Rémy Duthu

Dependencies, Inputs, Outputs: My Shortcut To Write Tests

27 Oct 2025

I often struggle with writing unit tests. Sometimes, everything is clear before I even start coding: I can see the structure, and writing tests from the start feels natural. Those are good days.

Other times, I need to experiment first. I try things, adjust the design, maybe even build the feature completely before worrying about tests. And that’s when writing them suddenly feels like climbing uphill. My brain is still in “feature mode”, focused on what the code does, not how it behaves under different inputs.

When I write tests after building something, I have to rewind my own mental model — break down what I just finished, recall the critical paths, and figure out where to poke it. It’s doable, but it always takes me a few deep breaths to switch gears.

A Small Trick That Helps Me Pause

Lately, I’ve been using a really simple method that helps me make that mental switch. Whenever I’m about to write tests I start by writing down three things:

1. Dependencies
2. Inputs
3. Outputs

That’s it. Just three bullet points, often scribbled in a comment.

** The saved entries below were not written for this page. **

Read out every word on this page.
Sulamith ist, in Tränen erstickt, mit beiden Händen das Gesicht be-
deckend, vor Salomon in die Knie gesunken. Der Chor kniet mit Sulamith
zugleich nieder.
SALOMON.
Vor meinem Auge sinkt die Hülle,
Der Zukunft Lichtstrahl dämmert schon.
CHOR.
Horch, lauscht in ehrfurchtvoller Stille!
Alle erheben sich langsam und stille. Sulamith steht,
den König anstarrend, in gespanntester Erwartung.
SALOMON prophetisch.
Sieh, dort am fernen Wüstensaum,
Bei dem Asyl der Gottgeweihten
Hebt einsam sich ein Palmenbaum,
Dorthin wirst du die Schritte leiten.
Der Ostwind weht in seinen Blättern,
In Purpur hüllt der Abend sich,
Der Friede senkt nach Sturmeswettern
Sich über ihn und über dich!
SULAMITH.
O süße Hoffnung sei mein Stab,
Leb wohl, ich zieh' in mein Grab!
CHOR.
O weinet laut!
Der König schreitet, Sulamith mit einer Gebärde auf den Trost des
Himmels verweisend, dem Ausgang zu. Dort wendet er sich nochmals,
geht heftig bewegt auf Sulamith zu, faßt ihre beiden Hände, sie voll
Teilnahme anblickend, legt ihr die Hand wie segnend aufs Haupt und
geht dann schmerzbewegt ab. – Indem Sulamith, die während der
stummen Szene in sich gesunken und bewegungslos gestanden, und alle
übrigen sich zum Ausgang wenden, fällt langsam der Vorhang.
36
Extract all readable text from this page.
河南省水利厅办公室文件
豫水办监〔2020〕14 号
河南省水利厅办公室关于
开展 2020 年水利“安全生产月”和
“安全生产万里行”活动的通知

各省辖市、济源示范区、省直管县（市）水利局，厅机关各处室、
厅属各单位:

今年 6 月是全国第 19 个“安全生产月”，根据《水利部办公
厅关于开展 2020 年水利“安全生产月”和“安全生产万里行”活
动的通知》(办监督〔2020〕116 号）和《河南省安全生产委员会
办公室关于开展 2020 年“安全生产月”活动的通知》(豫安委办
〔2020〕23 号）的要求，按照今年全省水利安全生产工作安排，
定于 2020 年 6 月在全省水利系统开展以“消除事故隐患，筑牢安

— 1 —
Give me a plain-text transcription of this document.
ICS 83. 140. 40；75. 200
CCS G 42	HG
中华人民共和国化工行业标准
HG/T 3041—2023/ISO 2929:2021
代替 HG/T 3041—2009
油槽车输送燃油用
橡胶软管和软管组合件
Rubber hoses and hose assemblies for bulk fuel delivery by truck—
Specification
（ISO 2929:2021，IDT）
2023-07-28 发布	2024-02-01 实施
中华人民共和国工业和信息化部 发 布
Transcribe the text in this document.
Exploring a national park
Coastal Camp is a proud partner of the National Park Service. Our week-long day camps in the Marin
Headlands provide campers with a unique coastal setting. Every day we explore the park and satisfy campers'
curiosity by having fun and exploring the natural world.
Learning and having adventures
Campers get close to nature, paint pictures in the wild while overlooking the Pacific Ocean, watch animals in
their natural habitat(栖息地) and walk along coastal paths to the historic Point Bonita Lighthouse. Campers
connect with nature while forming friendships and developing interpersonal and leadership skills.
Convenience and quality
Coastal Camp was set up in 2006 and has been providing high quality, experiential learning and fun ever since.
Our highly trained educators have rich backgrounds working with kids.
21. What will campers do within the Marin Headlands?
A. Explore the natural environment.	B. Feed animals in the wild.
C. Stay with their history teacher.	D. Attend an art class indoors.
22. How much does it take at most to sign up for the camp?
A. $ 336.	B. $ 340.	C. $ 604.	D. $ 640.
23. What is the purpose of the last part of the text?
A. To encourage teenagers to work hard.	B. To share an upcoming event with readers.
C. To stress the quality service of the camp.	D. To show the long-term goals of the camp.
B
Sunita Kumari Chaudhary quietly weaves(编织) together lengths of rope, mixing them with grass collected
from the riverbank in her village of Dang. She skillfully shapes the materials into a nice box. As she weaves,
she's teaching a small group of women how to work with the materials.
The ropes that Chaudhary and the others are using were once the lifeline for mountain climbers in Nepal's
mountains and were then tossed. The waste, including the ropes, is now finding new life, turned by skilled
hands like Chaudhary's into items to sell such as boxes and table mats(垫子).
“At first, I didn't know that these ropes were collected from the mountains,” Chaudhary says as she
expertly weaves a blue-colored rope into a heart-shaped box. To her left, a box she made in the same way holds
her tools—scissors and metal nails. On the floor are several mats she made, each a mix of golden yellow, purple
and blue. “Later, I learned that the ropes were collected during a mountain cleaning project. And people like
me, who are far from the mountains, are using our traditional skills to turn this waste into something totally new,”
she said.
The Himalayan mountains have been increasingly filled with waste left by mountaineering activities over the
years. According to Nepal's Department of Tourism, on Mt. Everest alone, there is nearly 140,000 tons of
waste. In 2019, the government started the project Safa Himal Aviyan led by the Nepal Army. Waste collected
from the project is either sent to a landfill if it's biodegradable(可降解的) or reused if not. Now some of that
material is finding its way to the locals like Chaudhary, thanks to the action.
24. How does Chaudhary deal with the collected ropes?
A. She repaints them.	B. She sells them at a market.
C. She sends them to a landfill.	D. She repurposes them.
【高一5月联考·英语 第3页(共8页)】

It sounds almost too basic, and it is, but writing these down forces me to re-clarify what matters. It’s not about writing formal specs, but about thinking long enough to see the shape of what I’m testing again.

An Example

Here’s how it looks in practice. I’ve been working on a pytest plugin that automatically detects new tests. To test that behavior, I first write out:

1. Dependencies
    - `pytester`, to execute the plugin and simulate test runs
    - A web server, since the plugin needs to call an API to check which tests are new

2. Inputs
    - The list of existing tests (what the system already knows)
    - The test suite to run (what’s new in this run)

3. Outputs
    - The list of newly detected tests

From that tiny list, I can immediately see the shape of a minimal test case:

# 1. Dependencies
pytester = ...
server = ...

# 2. Inputs
existing_tests = ["test_login", "test_signup"]
suite = ["test_login", "test_signup", "test_logout"]

# 3. Outputs
expected_new_tests = ["test_logout"]

Writing this down usually takes less than a minute. But it clears my head because I stop thinking about the whole plugin and just focus on one behavior at a time. Without it, I tend to copy-paste old tests and tweak them until they work, which feels more like guesswork than testing.

I’ll often feed this list into an LLM to generate test cases (it tends to write edge cases I wouldn’t have thought of). With that additional context, the AI doesn’t have to guess what the code does and can focus instead on what I want to verify. That’s especially helpful for code like this, where the logic lives inside a broader framework (pytest, in this case).

Why It Works for Me

This isn’t a grand testing philosophy. It’s more of a small mental reset or a way to think, slow down, and get back into “testing mode” after building something. The list reminds me that every test is just a combination of what I depend on, what I change, and what I expect.

It’s simple, maybe too simple, but it keeps me from getting stuck staring at an empty test file. And that’s good enough for me.